4. Search serial@01c28000, it belongs to UART0, the default one.

   Go to serial@01c29400 section, it belongs to UART5. You can see some of the serial interface (UART) their status are "disabled". To make it enable, change to "okay".

   Add two line pinectrl-names and pinctrl-0 to configure the pins of UART5. pinctrl-0 should equal to the ref id mention in last step.

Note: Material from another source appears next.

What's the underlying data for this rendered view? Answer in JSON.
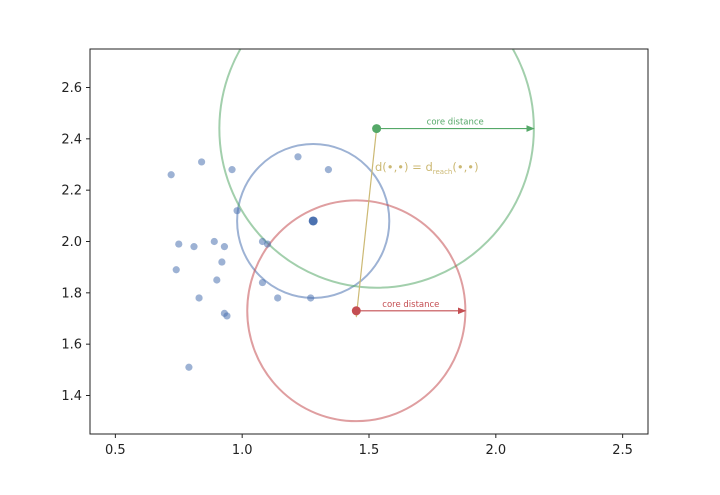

   Don't modifyphandle and linux,phandle, it is a unique ID for that section which will be reference by kernel.

   ...
   
   		serial@01c29400 {
   			compatible = "snps,dw-apb-uart";
   			reg = < 0x1c29400 0x400 >;
   			interrupts = < 0x00 0x12 0x04 >;
   			reg-shift = < 0x02 >;
   			reg-io-width = < 0x04 >;
   			clocks = < 0x3f 0x15 >;
   			status = "okay";				# change to "okay"
   			pinctrl-names = "default";		# pin config name
   			pinctrl-0 = < 0x8f >;			# reference id to pin config
   			linux,phandle = < 0xa3 >;
   			phandle = < 0xa3 >;
   		};
   ...
   

5. Define aliases for UART5:

   # around line 38
   ...
   aliases {
       ethernet0 = "/soc@01c00000/ethernet@01c50000";
       serial0 = "/soc@01c00000/serial@01c28000";  # default UART0, debug tty 
       serial5 = "/soc@01c00000/serial@01c29400";  # added this line to enable UART5
   };
   ...

6. Compile dts back to dtb, replace the original one in /boot/dtbs/, then reboot:

   dtc -O dtb -o ~/dir/sun7i-a20-cubieboard2.dtb -b O -@ ~/dir/backup/sun7i-a20-cubieboard2.dts
   sudo cp ~/dir/sun7i-a20-cubieboard2.dtb /boot/dtbs
   sudo reboot

7. Connect the UART pins to the USB to TTL cable. Remember to connect the GND.

   

   More info: the pins schematic is here: http://docs.cubieboard.org/cubieboard1_and_cubieboard2_gpio_pin

8. Open gtkterm on your PC, the interface should be /dev/ttyUSB0 if you are using USB to TTL. Config gtkterm, set buadrate to 115200.

9. Use the program uart_test in the repo to test whether UART5 work or not :D Or compile with gcc:

   gcc -o uart_test uart_test.c
   
   # To use the program: ./uart_test {tty interface}
   # if you have uart0 1 2 3 4 5 then ttyS0=uart0, ttyS5=uart5
   # if you have uart0 2 3 5, then ttyS3=uart5
   ./uart_test ttyS5

10. When program execute, cubieboard will send "hello world" to your PC via serial interface. You type "hello world" on gtkterm then press enter to reply it. If everything okay, it will print something like "Read Test Data finished".